非小细胞肺癌(NSCLC)的特点是侵袭性强、预后差,而抗癌治疗药物的肺部给药在治疗非小细胞肺癌(NSCLC)方面表现令人鼓舞。顺铂是 DNA 烷化剂家族的重要成员,在 NSCLC 治疗中被广泛使用。然而,化疗耐药性的产生和副作用的出现严重阻碍了以顺铂为基础的化疗的长期应用。在此,我们提出了一种基于生物正交化学与吸入方法相结合的精准治疗顺铂耐药 NSCLC 的有效策略。为了克服顺铂化疗耐药性,我们合成了铂原药(IV)乙拉铂(EA-Pt),并将其封装在含一氧化氮(NO)的胶束中。
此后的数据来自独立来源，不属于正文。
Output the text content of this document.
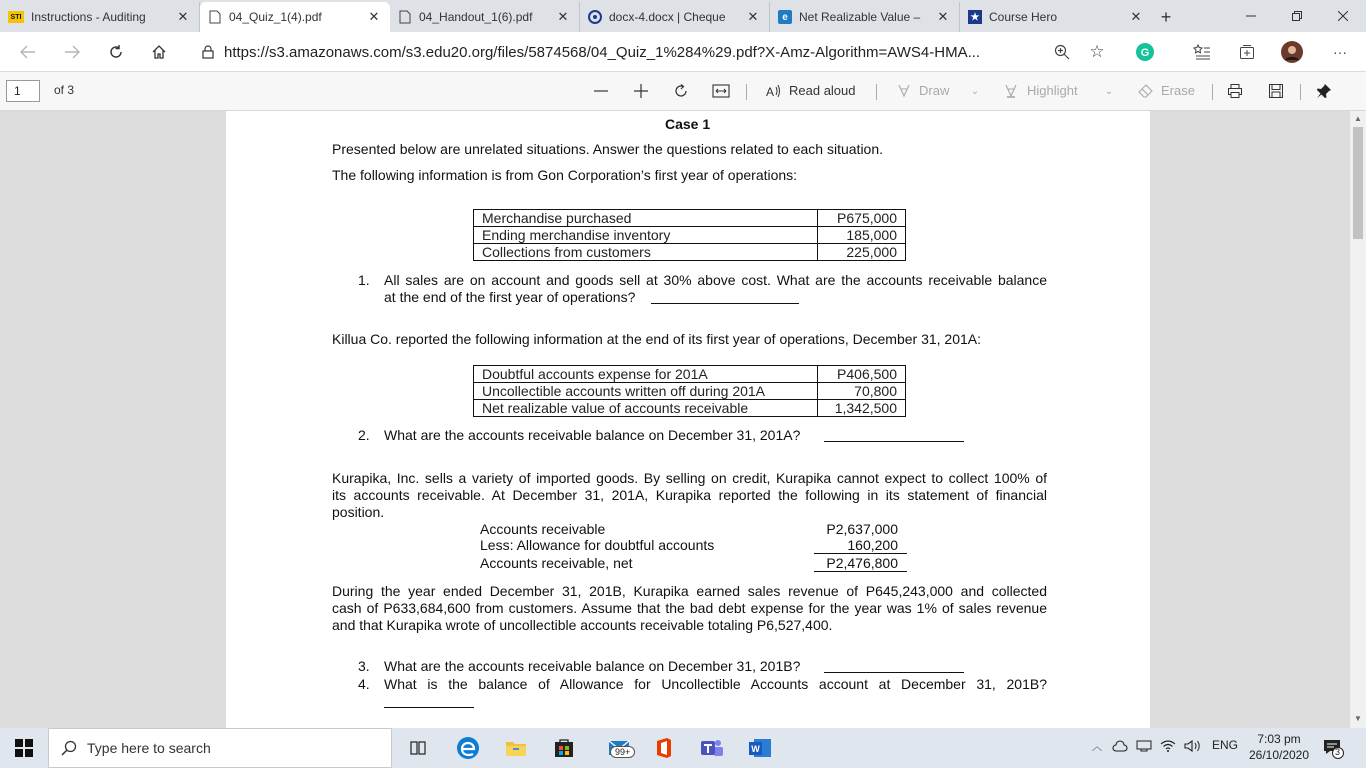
STI Instructions - Auditing	✕	04_Quiz_1(4).pdf	✕	04_Handout_1(6).pdf	✕	docx-4.docx | Cheque	✕	e Net Realizable Value –	✕ ★ Course Hero	✕	+
https://s3.amazonaws.com/s3.edu20.org/files/5874568/04_Quiz_1%284%29.pdf?X-Amz-Algorithm=AWS4-HMA...	☆	G	···
1	of 3	A Read aloud	Draw	⌄	Highlight	⌄	Erase
Case 1
Presented below are unrelated situations. Answer the questions related to each situation.
The following information is from Gon Corporation’s first year of operations:
Merchandise purchased	P675,000
Ending merchandise inventory	185,000
Collections from customers	225,000
1. All sales are on account and goods sell at 30% above cost. What are the accounts receivable balance
at the end of the first year of operations?
Killua Co. reported the following information at the end of its first year of operations, December 31, 201A:
Doubtful accounts expense for 201A	P406,500
Uncollectible accounts written off during 201A	70,800
Net realizable value of accounts receivable	1,342,500
2. What are the accounts receivable balance on December 31, 201A?
Kurapika, Inc. sells a variety of imported goods. By selling on credit, Kurapika cannot expect to collect 100% of
its accounts receivable. At December 31, 201A, Kurapika reported the following in its statement of financial
position.
Accounts receivable	P2,637,000
Less: Allowance for doubtful accounts	160,200
Accounts receivable, net	P2,476,800
During the year ended December 31, 201B, Kurapika earned sales revenue of P645,243,000 and collected
cash of P633,684,600 from customers. Assume that the bad debt expense for the year was 1% of sales revenue
and that Kurapika wrote of uncollectible accounts receivable totaling P6,527,400.
3. What are the accounts receivable balance on December 31, 201B?
4. What is the balance of Allowance for Uncollectible Accounts account at December 31, 201B?
▲
▼
Type here to search	99+	W	︿	ENG	7:03 pm
26/10/2020	3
通过对该纳米平台(EA-Pt@MDBCO)中的生物正交分子进行进一步修饰,在通过吸入预标记叠氮化物后,可提高对肺癌区域的靶向性能。EA-Pt进入酸性癌细胞后,由于生物正交胶束对pH值的敏感性而迅速释放,使其具有抑制谷胱甘肽S-转移酶活性和消耗细胞内谷胱甘肽的双重功能,最终逆转顺铂耐药性。此外,释放的 NO 还能改善对 NSCLC 的整体治疗效果。因此,用叠氮化物预标记的可吸入EA-Pt@MDBCO能有效抑制顺铂耐药的正位NSCLC的进展,为扩大NSCLC的治疗选择提供了一种可行的纳米策略。
本文章由计算机程序翻译,如有差异,请以英文原文为准。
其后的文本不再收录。